How to fulfill your life no matter what?
“I no longer force things. What flows, flows. What crashes, crashes. I only have space and energy for things that are meant for me.”
Don’t try to force things. You can’t move attention, consistency, patience, honesty, understanding, effort, or connection. The love that once existed – the same passion that once felt great is no longer there. The truth is, you can’t force things. Getting things to happen with force is not ideal. Doing so will only make things worse. You are only driving that thing or person away from you.
How many times in our lives do we seek to resolve a conflict, change our circumstances by forcing things? How many times have we all applied forces on items, and the outcome was the opposite result of what we expected?
You are only causing more distance between yourself and that person or object. You are creating more friction between you two. You are only displaying how controlling you are. You’re simply implying how desperate you are. Don’t do that to the person you love; more crucially, don’t do that to yourself. You’re fighting to make things worse.
The first thought that comes to your mind when we try to solve an issue that has once resisted our previous attempts to fix it is force. Sometimes, we have to realize that when things aren’t working the way we want them to, we have to let them be. Forcing stuff to fix them won’t work. While applying pushing can sometimes be a solution, the positive effect is just for a short time – in the long run, it isn’t your best bet.

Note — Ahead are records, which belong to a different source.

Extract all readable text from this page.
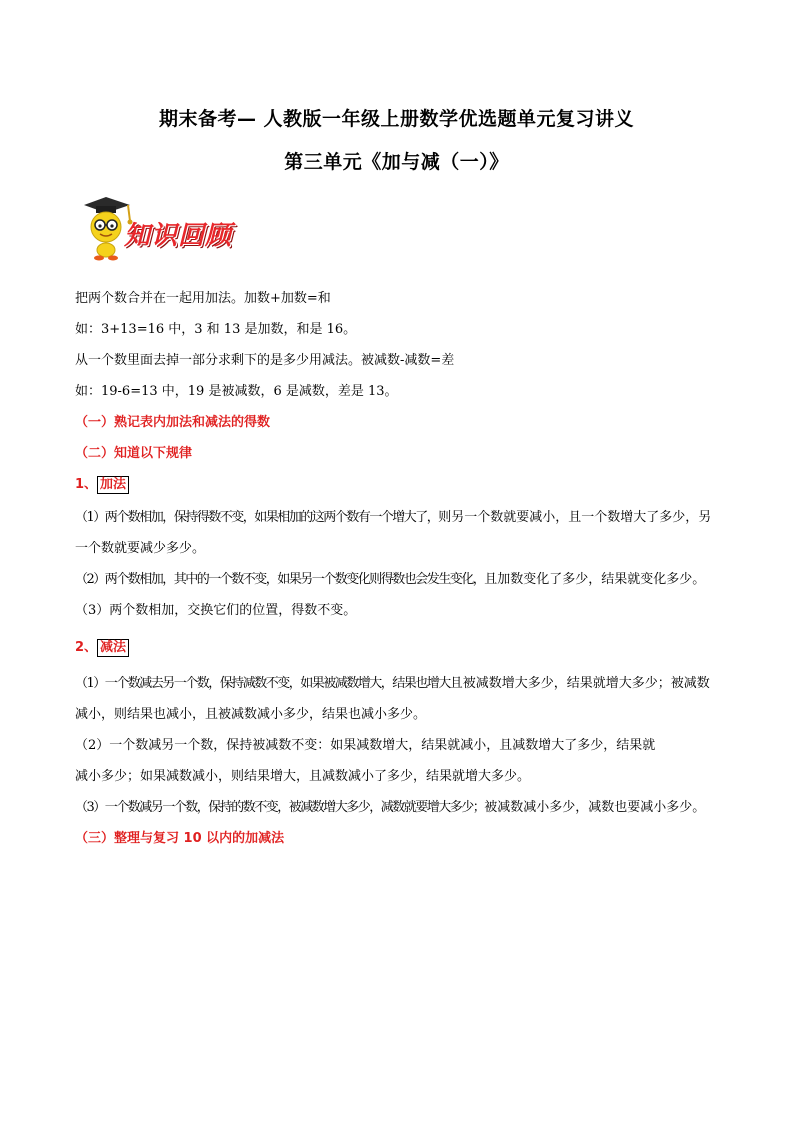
期末备考— 人教版一年级上册数学优选题单元复习讲义
第三单元《加与减（一）》
知识回顾
把两个数合并在一起用加法。加数+加数=和
如：3+13=16 中，3 和 13 是加数，和是 16。
从一个数里面去掉一部分求剩下的是多少用减法。被减数-减数=差
如：19-6=13 中，19 是被减数，6 是减数，差是 13。
（一）熟记表内加法和减法的得数
（二）知道以下规律
1、 加法
（1）两个数相加，保持得数不变，如果相加的这两个数有一个增大了，则另一个数就要减小，且一个数增大了多少，另
一个数就要减少多少。
（2）两个数相加，其中的一个数不变，如果另一个数变化则得数也会发生变化，且加数变化了多少，结果就变化多少。
（3）两个数相加，交换它们的位置，得数不变。
2、 减法
（1）一个数减去另一个数，保持减数不变，如果被减数增大，结果也增大且被减数增大多少，结果就增大多少；被减数
减小，则结果也减小，且被减数减小多少，结果也减小多少。
（2）一个数减另一个数，保持被减数不变：如果减数增大，结果就减小，且减数增大了多少，结果就
减小多少；如果减数减小，则结果增大，且减数减小了多少，结果就增大多少。
（3）一个数减另一个数，保持的数不变，被减数增大多少，减数就要增大多少；被减数减小多少，减数也要减小多少。
（三）整理与复习 10 以内的加减法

An important lesson we all have to learn early is that forcing things is never the solution but the cause of friction and irreparable destruction. The primary rule you need to understand to deal with these conflicts is that moving things means whatever you are chasing was not meant to be yours. So change your strategies, or better still, accept things and let them go.
If you think things can go as expected and feel bad, then note that whatever happens is just in the frame of your understanding. But happens to your blind spot? What happens to the things you can’t see? What if there’s something better coming towards you? You have two options: the first option is to force things and make them worse or accept things, let them go, and attract whatever positivity awaits you in the future. Reiteratively, forcing things means you were over expecting, you’ve got the wrong approach, or the person or thing in question was never meant to be yours, to begin with. Instead, change what you can and accept what you can’t control. Learn to let things go or find a better way to achieve your goals more efficiently. Always put yourself in this realm: “I no longer force things. What flows, flows. What crashes, crashes. I only have space and energy for things that are meant for me.”